Assim, o Circuito Mato Grosso inicia uma série de entrevistas com as principais lideranças da OAB-MT que são cotadas para assumir, junto com seu grupo, a presidência e os cargos nas comissões nas eleições que deverão ocorrer em novembro de 2015. Nesta edição, entrevistamos Izonildes Pio da Silva, que faz oposição à atual gestão da Ordem. Nascido em Araguainha, mas criado em Barra do Garças (respectivamente, 463km e 503km da capital), o advogado reside há 33 anos em Cuiabá e, recentemente, realizou um sonho: em maio deste ano, Pio concluiu o doutorado.
Opositor do grupo de Maurício Aude, atual presidente da OAB-MT, ele explica que só não concorreu na última eleição em razão da perda de sua filha, que faleceu pouco antes do pleito após sofrer um acidente vascular cerebral (AVC). “Mesmo assim, em respeito ao grupo, registrei a chapa”, disse. Pio afirma ainda ser a pessoa certa para corrigir os problemas de uma gestão que está no poder há 21 anos, fato que ele classifica como “extremamente negativo”, e critica o “uso da máquina” pelos advogados membros das comissões, durante as eleições.
Circuito: Quando surgiu o interesse pela advocacia? Fale um pouco das suas origens e do porquê de você querer a presidência da OAB-MT.
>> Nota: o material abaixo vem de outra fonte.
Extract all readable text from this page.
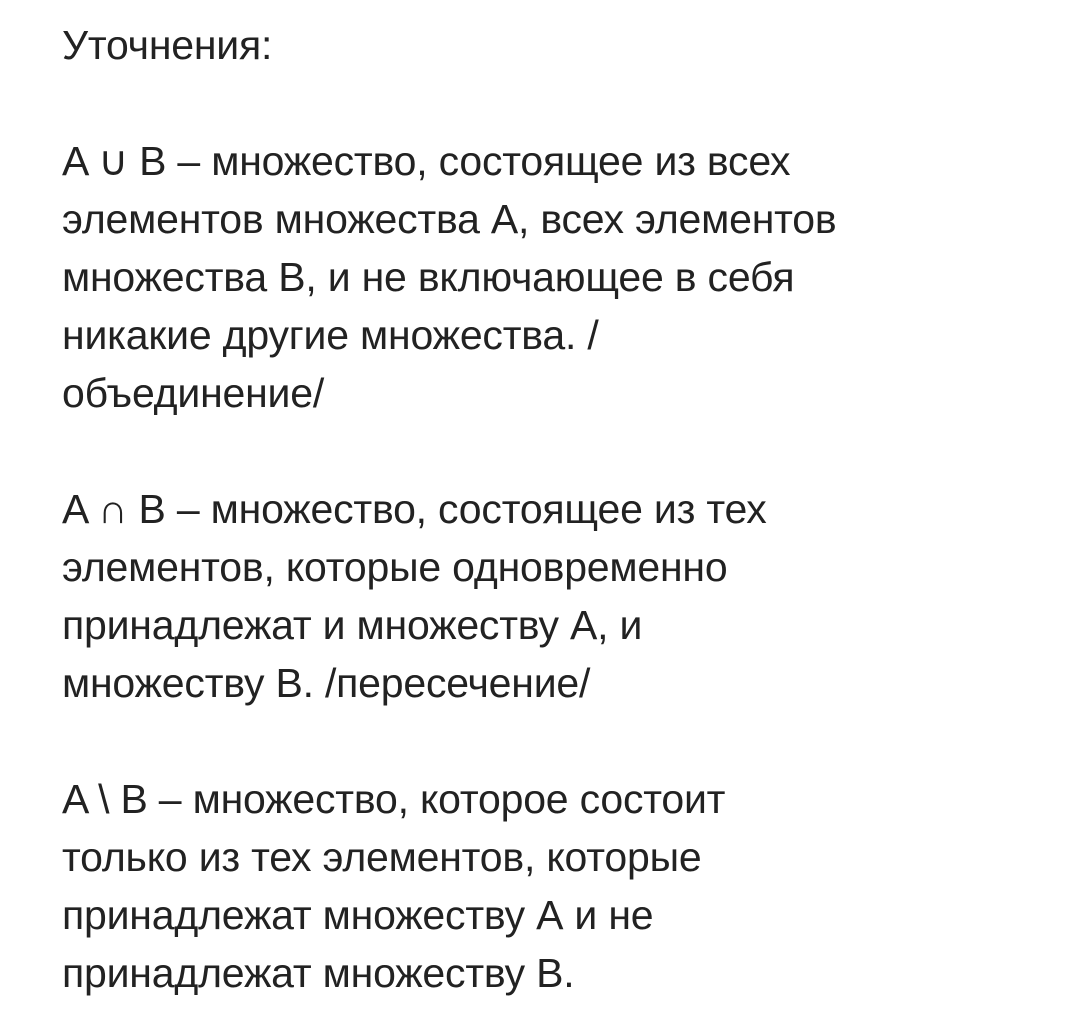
Уточнения:
A ∪ B – множество, состоящее из всех
элементов множества А, всех элементов
множества В, и не включающее в себя
никакие другие множества. /
объединение/
A ∩ B – множество, состоящее из тех
элементов, которые одновременно
принадлежат и множеству А, и
множеству В. /пересечение/
A \ B – множество, которое состоит
только из тех элементов, которые
принадлежат множеству А и не
принадлежат множеству В.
Pio: Antes de falar da minha origem e fazer as considerações, queria dizer que nossa candidatura é o desejo de um grupo que já vem se reunindo há quatro anos. Na última eleição registramos uma chapa em respeito aos advogados do grupo. Mas só registramos. Esse objetivo teve que ser adiado, pois uma fatalidade me atingiu: minha filha de 23 anos, faltando quase 30 dias para eleição, levantou de manhã, teve um AVC e faleceu. Por isso tivemos que adiar o projeto. Mas nesses últimos 16 anos em que venho acompanhando a entidade, vejo que a nossa instituição é administrada por um grupo que só pensa nas benesses pessoais. Nós queremos devolver nossa entidade para todos os 20 mil advogados do Estado, que lutam diariamente nos fóruns, pela sobrevivência. Advogados que no futuro serão muito bem sucedidos. Eu já fui engraxate, padeiro, vendedor de picolés, fui gerente geral do Bradesco, com 21 anos de idade, e tinha sob minha responsabilidade aproximadamente 150 funcionários. Sou um bom gestor, tenho hoje meu escritório com 10 profissionais. Sou bem sucedido como muitos outros advogados. Tinha o sonho de concluir meu doutorado. Consegui realizar esse sonho no dia 22 de maio deste ano. Vejo que nossa entidade é mal administrada e só traz benefícios para aqueles que querem ter benesses próprias.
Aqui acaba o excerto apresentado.